I would like the dataframe to look like this in the end:
+----+--------------------+
|CODE| VALUE|
+----+--------------------+
| 1|END(4)+END(6)*END(6)|
| 2| END(4)+END(6)|
| 3| END(6)|
| 4| END(4)|
+----+--------------------+
This is the best I've come up with:
val process = udf((ln: String) => {
var newln = ln
while(newln contains "{NUM."){
var num = newln.slice(newln.indexOf("{")+5, newln.indexOf("}")).toInt
var new_value = df.where($"CODE" === num).head.getAs[String](1)
newln = newln.replace(newln.slice(newln.indexOf("{"),newln.indexOf("}")+1), new_value)
}
newln
})
var df2 = df.withColumn("VALUE", when('VALUE contains "{NUM.",process('VALUE)).otherwise('VALUE))
Unfortunately, I get a NullPointerException when I try to filter/select/save df2, and no error when I just show df2. I believe the error appears when I access the DataFrame df within the UDF, but I need to access it every iteration, so I can't pass it as an input. Also, I've tried saving a copy of df inside the UDF but I don't know how to do that. What can I do here?
Any suggestions to improve the algorithm are very welcome! Thanks!
I wrote something which works but not very optimized I think. I actually do recursive joins on the initial DataFrame to replace the NUMs by END. Here is the code :
case class Data(code: Long, value: String)

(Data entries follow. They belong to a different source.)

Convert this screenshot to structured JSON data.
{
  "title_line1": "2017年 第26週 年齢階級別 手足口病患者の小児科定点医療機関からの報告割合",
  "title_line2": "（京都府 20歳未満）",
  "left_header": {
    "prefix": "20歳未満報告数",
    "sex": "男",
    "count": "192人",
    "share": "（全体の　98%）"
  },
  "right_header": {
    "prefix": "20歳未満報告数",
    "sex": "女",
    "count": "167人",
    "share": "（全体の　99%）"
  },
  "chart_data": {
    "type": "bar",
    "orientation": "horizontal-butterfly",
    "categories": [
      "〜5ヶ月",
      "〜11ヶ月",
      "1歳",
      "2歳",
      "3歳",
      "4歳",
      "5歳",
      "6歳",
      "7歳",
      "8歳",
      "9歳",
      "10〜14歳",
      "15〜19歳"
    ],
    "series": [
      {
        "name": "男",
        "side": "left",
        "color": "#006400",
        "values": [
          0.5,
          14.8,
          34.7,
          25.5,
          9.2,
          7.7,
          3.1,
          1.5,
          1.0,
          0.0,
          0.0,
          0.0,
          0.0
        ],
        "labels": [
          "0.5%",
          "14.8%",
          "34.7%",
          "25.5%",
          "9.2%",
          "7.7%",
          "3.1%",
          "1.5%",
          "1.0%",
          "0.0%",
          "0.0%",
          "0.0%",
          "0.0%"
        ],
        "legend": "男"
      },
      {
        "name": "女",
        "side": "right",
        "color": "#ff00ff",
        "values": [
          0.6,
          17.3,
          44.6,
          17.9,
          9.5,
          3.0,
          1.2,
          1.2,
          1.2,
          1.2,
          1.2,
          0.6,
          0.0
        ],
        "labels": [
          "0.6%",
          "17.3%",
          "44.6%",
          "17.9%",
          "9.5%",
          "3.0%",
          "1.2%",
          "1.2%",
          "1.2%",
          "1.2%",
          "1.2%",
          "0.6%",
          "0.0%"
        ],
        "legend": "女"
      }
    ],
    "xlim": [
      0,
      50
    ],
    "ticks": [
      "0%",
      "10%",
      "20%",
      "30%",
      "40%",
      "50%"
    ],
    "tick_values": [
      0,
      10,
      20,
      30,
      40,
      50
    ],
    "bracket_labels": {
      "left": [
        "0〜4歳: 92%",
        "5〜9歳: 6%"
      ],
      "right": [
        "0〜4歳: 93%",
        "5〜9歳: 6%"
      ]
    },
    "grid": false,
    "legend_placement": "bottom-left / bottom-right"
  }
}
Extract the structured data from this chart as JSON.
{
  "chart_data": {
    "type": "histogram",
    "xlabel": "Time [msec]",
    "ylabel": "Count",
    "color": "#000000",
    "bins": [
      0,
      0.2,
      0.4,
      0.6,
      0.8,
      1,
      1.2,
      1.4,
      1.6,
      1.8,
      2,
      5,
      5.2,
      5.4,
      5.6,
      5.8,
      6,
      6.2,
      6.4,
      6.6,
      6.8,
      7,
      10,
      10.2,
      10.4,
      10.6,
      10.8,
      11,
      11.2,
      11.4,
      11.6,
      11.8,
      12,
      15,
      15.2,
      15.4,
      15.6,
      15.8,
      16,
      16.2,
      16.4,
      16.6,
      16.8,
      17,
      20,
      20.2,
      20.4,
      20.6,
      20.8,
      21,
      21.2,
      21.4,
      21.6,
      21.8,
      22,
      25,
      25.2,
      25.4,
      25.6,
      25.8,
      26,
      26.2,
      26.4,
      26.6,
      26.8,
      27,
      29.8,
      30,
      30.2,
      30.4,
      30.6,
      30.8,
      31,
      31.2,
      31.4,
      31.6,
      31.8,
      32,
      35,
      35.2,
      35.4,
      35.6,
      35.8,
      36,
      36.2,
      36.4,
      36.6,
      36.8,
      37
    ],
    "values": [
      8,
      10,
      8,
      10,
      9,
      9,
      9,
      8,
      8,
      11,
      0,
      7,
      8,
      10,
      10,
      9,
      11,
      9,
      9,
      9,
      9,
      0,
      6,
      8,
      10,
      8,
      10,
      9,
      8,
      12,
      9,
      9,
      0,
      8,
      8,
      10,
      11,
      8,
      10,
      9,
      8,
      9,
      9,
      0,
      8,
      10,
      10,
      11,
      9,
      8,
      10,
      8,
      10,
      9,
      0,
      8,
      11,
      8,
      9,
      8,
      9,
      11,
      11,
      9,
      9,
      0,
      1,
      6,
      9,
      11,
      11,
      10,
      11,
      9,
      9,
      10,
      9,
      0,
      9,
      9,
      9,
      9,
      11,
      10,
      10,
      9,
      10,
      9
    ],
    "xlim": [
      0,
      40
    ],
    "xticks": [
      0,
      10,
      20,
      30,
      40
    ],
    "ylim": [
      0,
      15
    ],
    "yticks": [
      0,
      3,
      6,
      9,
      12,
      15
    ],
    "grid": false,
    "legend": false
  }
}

def main(args: Array[String]): Unit = {
val sparkSession: SparkSession = SparkSession.builder().master("local").getOrCreate()
val data = Seq(
Data(1,"{NUM.0002}*{NUM.0003}"),
Data(2,"{NUM.0004}+{NUM.0003}"),
Data(3,"END(6)"),
Data(4,"END(4)"),
Data(5,"{NUM.0002}")
)
val initialDF = sparkSession.createDataFrame(data)
val endDF = initialDF.filter(!(col("value") contains "{NUM"))
val numDF = initialDF.filter(col("value") contains "{NUM")
val resultDF = endDF.union(replaceNumByEnd(initialDF, numDF))
resultDF.show(false)
}
val parseNumUdf = udf((value: String) => {
if (value.contains("{NUM")) {
val regex = """.*?\{NUM\.(\d+)\}.*""".r
value match {
case regex(code) => code.toLong
}
} else {
-1L
}
})
val replaceUdf = udf((value: String, replacement: String) => {
val regex = """\{NUM\.(\d+)\}""".r
regex.replaceFirstIn(value, replacement)
})
def replaceNumByEnd(initialDF: DataFrame, currentDF: DataFrame): DataFrame = {
if (currentDF.count() == 0) {
currentDF
} else {
val numDFWithCode = currentDF
.withColumn("num_code", parseNumUdf(col("value")))
.withColumnRenamed("code", "code_original")
.withColumnRenamed("value", "value_original")
val joinedDF = numDFWithCode.join(initialDF, numDFWithCode("num_code") === initialDF("code"))
val replacedDF = joinedDF.withColumn("value_replaced", replaceUdf(col("value_original"), col("value")))
val nextDF = replacedDF.select(col("code_original").as("code"), col("value_replaced").as("value"))
val endDF = nextDF.filter(!(col("value") contains "{NUM"))
val numDF = nextDF.filter(col("value") contains "{NUM")
endDF.union(replaceNumByEnd(initialDF, numDF))
}
}
If you need more explanation, don't hesitate.